Patients who smoke, use tobacco products, have diabetes, or are elderly are at higher risk of complications both during and after surgery. They are also more likely to have problems with wound and bone healing. Most healthy patients, however, cope well with collarbone surgery and are unlikely to have complications.

The outcome after clavicle fracture (broken collarbone) surgery is excellent; most patients report a feeling of the shoulder being stable the day after surgery, and by two weeks they are back to basic things around the house. At the final follow up visit at 3 months the fracture has usually healed and strengthening is commence. Contact sport is allowed 4-6 months from surgery. The chance of hardware removal in the Sydney Shoulder Unit experience is less than 5%.

Dr Pant has extensive experience fixing broken collarbones and is highly skilled in the surgical repair of all collarbone fractures. As the lead shoulder trauma surgeon at St Vincent’s Hospital for many years, he has experience with a vast array of shoulder and clavicle fractures; and is well versed in guiding you to full recovery.

Patient results

Broken Collarbone – Scooter accident

This 25 year old University Student came off his scooter and fell onto his left shoulder. He presented to the hospital with left shoulder pain and deformity. Plain x-rays demonstrated a comminuted (many parts) and displaced 4 part fractured left clavicle (collarbone). The options were discussed and he opted for surgery.

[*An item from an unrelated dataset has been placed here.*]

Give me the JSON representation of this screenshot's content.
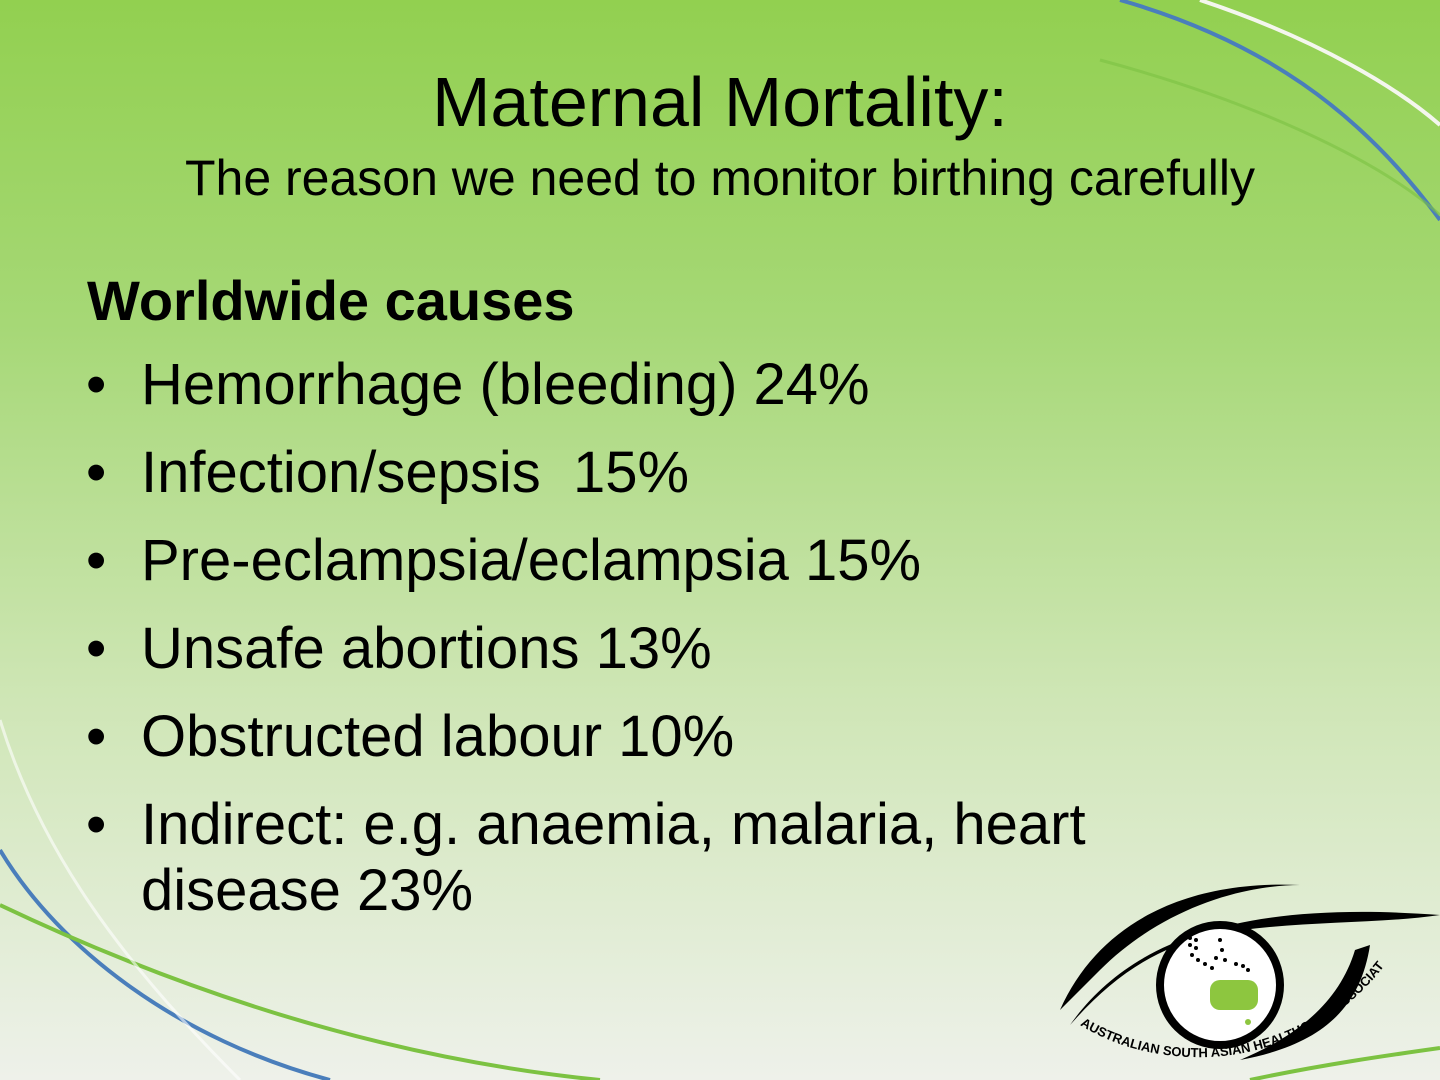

He underwent an ORIF (Open Reduction and Internal Fixation). We achieved anatomical reduction and stable fixation. Each of the fragments of bone were carefully mobilised and repaired back to the anatomical (normal) position. Immediately after surgery, his collarbone felt stable and he was pain free and comfortable. This is a common story from patients after the “unstable” collarbone is stabilised with surgery. He commenced JPL rehabilitation at 2 weeks and by 6 weeks had full symmetrical range of motion. By 12 weeks he had healed his broken collarbone (both on examination and imaging) and was back to all activities, including his beloved scooter.

Broken Collarbone – Cycling accident

This 29 year old lady fell off her bicycle and landed on her right shoulder. She presented to the hospital immediately with pain and deformity around the right shoulder. Clinically she had a displaced clavicle fracture and this was confirmed on X-ray.

The X-ray demonstrates a complex 3-4 part displaced clavicle fracture; the central fragment is in a few pieces and there appears to be a Z type fracture configuration.

The options were discussed with her – early surgery was recommended given her young age, fracture displacement and fracture comminution/configuration. She elected to proceed with surgery and she underwent Open Reduction and Internal Fixation (ORIF) the following day.

At surgery, we were able to reduce all of the small fragments of bone with separate small screws outside of the plate (2.4mm screws) and then achieve stable fixation with a plate and screws. X-rays taken during surgery confirmed anatomical reduction and stable fixation. She was pain-free the day after surgery and commenced JPL therapy at 2 weeks postoperatively. She went on to heal her fracture at the 3-month X-ray and is back to riding her bicycle (albeit more carefully).